Hay Michael P, Gamage Swarna A, Kovacs Mary S, Pruijn Frederik B, Anderson Robert F, Patterson Adam V, Wilson William R, Brown J Martin, Denny William A
Auckland Cancer Society Research Centre, Faculty of Medical and Health Sciences, The University of Auckland, Private Bag 92019, Auckland, New Zealand.
J Med Chem. 2003 Jan 2;46(1):169-82. doi: 10.1021/jm020367+.
Tirapazamine (TPZ, 1,2,4-benzotriazin-3-amine 1,4-dioxide) is a bioreductive hypoxic cytotoxin currently in Phase II/III clinical trials in combination with radiotherapy and with cisplatin-based chemotherapy. As part of a program to develop TPZ analogues with improved solubility/potency and therapeutic indices, we synthesized 34 1,2,4-benzotriazin-3-amine 1,4-dioxides (BTO) to examine structure-activity relationships (SAR) for ring substitution. The electronic, hydrophobic, and steric parameters of substituents at the 5-, 6-, 7-, and 8-positions were systematically varied, and the aqueous solubility and one-electron reduction potentials [E(1)] of the analogues were determined. For each compound, we determined cell killing of mouse SCCVII tumor cells in vitro under aerobic and hypoxic conditions by clonogenic survival and determined their relative hypoxic toxicity (RHT; relative to TPZ) and hypoxic cytotoxicity ratio (HCR). A subset of compounds was independently evaluated using a 96-well SRB proliferation assay, the data from which correlated well with that derived by the clonogenic endpoint. Most substituents, except 5- and 8-dimethylamino and 8-diethylamino, gave analogues less soluble than TPZ. E(1) values ranged from -240 mV through -670 mV (with TPZ having a value of -456 mV) and correlated well with the electronic parameter sigma for substituents at the 5-, 6-, 7-, and 8-positions. Aerobic cytotoxic potency showed a strong positive correlation with E(1) (i.e., electron-withdrawing substituents increased aerobic toxicity). Hypoxic cytotoxicity also generally increased with increasing E(1), with a maximum (RHT up to 3.9-fold) seen in halo- and trifluoromethyl-substituted BTO derivatives having E(1) between ca. -370 to -400 mV. Analogues with high HCRs (>50) all had E(1)s in the range -450 to -510 mV (weakly electron-donating substituents) with the exception of the 8-CF(3) analogue, which had an HCR of 112 against SCCVII despite a high E(1) of -372 mV). The results suggest that ring-A substituents in BTO analogues can be used to predictably vary one-electron reduction potentials and also provide a much better definition than previously of the optimum range of these reduction potentials for a desirable biological activity profile (high HCR, RHT, and solubility).

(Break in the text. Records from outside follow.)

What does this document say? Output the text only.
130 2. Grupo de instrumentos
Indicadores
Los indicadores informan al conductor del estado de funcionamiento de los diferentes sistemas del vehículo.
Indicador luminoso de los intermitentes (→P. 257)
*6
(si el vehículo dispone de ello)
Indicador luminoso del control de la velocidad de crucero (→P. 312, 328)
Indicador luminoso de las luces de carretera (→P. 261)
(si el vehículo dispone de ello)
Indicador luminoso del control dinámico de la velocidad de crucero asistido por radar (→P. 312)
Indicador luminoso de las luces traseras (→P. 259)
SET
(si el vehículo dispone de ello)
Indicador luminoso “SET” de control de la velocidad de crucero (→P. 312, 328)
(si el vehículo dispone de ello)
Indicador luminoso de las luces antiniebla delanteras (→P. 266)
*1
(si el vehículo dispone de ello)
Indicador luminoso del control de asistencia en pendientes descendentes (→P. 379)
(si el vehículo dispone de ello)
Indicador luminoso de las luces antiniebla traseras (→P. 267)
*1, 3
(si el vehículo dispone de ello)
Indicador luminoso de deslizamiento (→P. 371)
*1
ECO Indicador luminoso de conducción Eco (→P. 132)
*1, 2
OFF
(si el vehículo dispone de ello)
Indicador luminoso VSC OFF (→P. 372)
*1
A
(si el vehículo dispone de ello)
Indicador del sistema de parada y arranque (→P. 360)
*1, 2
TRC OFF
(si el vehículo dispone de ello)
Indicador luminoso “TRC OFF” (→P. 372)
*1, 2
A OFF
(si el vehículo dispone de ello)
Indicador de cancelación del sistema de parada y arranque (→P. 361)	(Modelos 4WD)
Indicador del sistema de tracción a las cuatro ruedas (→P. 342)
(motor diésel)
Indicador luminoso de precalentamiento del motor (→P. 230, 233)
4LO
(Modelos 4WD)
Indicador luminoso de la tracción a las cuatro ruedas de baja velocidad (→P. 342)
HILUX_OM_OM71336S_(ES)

替拉扎明(TPZ,1,2,4-苯并三嗪-3-胺1,4-二氧化物)是一种生物还原型低氧细胞毒素,目前正处于与放疗以及基于顺铂的化疗联合使用的II/III期临床试验阶段。作为开发具有改善的溶解度/效力和治疗指数的TPZ类似物计划的一部分,我们合成了34种1,2,4-苯并三嗪-3-胺1,4-二氧化物(BTO),以研究环取代的构效关系(SAR)。系统地改变了5-、6-、7-和8-位取代基的电子、疏水和空间参数,并测定了类似物的水溶性和单电子还原电位[E(1)]。对于每种化合物,我们通过克隆存活法测定了其在需氧和低氧条件下对小鼠SCCVII肿瘤细胞的体外杀伤作用,并确定了它们的相对低氧毒性(RHT;相对于TPZ)和低氧细胞毒性比(HCR)。使用96孔SRB增殖试验对一部分化合物进行了独立评估,其数据与通过克隆终点得出的数据相关性良好。除了5-和8-二甲基氨基以及8-二乙氨基外,大多数取代基得到的类似物的溶解度都低于TPZ。E(1)值范围为-240 mV至-670 mV(TPZ的值为-456 mV),并且与5-、6-、7-和8-位取代基的电子参数sigma相关性良好。需氧细胞毒性效力与E(1)呈强正相关(即吸电子取代基增加需氧毒性)。低氧细胞毒性通常也随着E(1)的增加而增加,在E(1)约为-370至-400 mV的卤代和三氟甲基取代的BTO衍生物中观察到最大值(RHT高达3.9倍)。具有高HCR(>50)的类似物的E(1)值均在-450至-510 mV范围内(弱供电子取代基),但8-CF(3)类似物除外,尽管其E(1)较高,为-372 mV,但对SCCVII的HCR为112。结果表明,BTO类似物中的A环取代基可用于可预测地改变单电子还原电位,并且比以前更好地定义了这些还原电位对于理想生物活性谱(高HCR、RHT和溶解度)的最佳范围。